Local Armenian media, meanwhile, reported that the deal had been reached during a recent trip to Iran by Armenian Energy Minister Armen Movsisyan, who met his Iranian counterpart Massoud Mirkazemi in Tehran.
The Armenian reports quoted Iranian Oil Minister Massoud Mirkazemi as saying that the agreed oil pipeline will start from Iran’s northwestern town of Tabriz and run into Armenia to assist the country with its petro-chemical product needs.
The Iranian official said that the volume and value of the oil to be delivered to Armenia through the pipeline would be finalized in the near future.
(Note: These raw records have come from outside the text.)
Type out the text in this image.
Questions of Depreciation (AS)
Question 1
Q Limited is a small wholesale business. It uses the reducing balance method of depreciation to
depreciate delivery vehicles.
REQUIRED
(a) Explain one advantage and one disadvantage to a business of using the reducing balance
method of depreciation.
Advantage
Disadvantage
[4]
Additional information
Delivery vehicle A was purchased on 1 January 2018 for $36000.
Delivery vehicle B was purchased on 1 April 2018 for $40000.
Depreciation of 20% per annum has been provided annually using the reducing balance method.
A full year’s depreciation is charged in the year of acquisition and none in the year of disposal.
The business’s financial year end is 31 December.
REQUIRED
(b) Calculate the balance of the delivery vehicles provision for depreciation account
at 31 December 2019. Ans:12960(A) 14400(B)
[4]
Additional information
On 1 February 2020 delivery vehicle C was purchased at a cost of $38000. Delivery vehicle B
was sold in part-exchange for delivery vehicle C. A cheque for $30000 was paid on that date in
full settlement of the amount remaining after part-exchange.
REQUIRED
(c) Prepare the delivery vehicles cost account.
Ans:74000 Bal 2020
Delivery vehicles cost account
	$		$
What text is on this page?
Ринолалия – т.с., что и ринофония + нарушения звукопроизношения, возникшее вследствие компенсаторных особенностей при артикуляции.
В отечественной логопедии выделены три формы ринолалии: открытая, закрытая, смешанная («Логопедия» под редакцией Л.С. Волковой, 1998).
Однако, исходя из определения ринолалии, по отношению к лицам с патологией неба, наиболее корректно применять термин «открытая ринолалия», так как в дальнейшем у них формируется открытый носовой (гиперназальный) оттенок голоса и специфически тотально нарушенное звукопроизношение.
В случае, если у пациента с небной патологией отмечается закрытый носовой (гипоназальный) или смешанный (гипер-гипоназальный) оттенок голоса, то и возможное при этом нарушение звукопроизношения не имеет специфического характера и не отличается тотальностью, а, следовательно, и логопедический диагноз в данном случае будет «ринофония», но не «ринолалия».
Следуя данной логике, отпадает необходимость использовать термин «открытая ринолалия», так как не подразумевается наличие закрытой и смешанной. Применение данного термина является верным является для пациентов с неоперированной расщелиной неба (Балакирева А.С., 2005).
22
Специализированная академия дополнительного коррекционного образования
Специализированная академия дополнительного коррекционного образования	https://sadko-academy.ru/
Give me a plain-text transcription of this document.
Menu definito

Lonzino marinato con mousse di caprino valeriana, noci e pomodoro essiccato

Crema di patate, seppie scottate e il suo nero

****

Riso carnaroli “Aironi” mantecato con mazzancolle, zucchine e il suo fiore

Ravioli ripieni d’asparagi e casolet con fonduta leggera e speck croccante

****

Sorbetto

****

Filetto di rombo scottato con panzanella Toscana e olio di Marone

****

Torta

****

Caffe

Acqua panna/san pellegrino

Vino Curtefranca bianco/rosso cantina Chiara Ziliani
There is already a natural gas pipeline between Iran and Armenia, which receives some of its gas supplies from Iran. The land-locked South Caucasus country, however, relies mainly on Russian natural gas that reaches Armenia also through pipeline traversing Georgia.
Iran and Armenia have in recent years expanded cooperation in different fields, particularly through swapping electricity for natural gas. Iran mainly exports natural gas to Armenia and imports power supplies from the Caucasian state through two transfer lines with a total power transfer capacity of 220kw/ph at present.
In October, the two sides agreed to form a joint working group to explore expanding cooperation in water and renewable energy resources. The agreement was made at a meeting between Iranian Minister of Energy Majid Namjou and his Armenian counterpart in Tehran.
Meanwhile, Iran’s Minister of Culture and Islamic Guidance Mohammad Hosseini was in Armenia on Monday, where he spoke a group of Armenian authors and intellectuals about expanding cultural ties between the two countries.
He expressed hope that the Armenian poets he was speaking to would attend an upcoming international conference in Iran about the Islamic republic’s historic role in world poetry.
“During recent years, a group of Iranian playwrights as well as young Iranian authors visited Armenia. We decided to published precious Iranian works in Armenian and on the other hand render Armenian works into Persian and release them in Iran,” he said.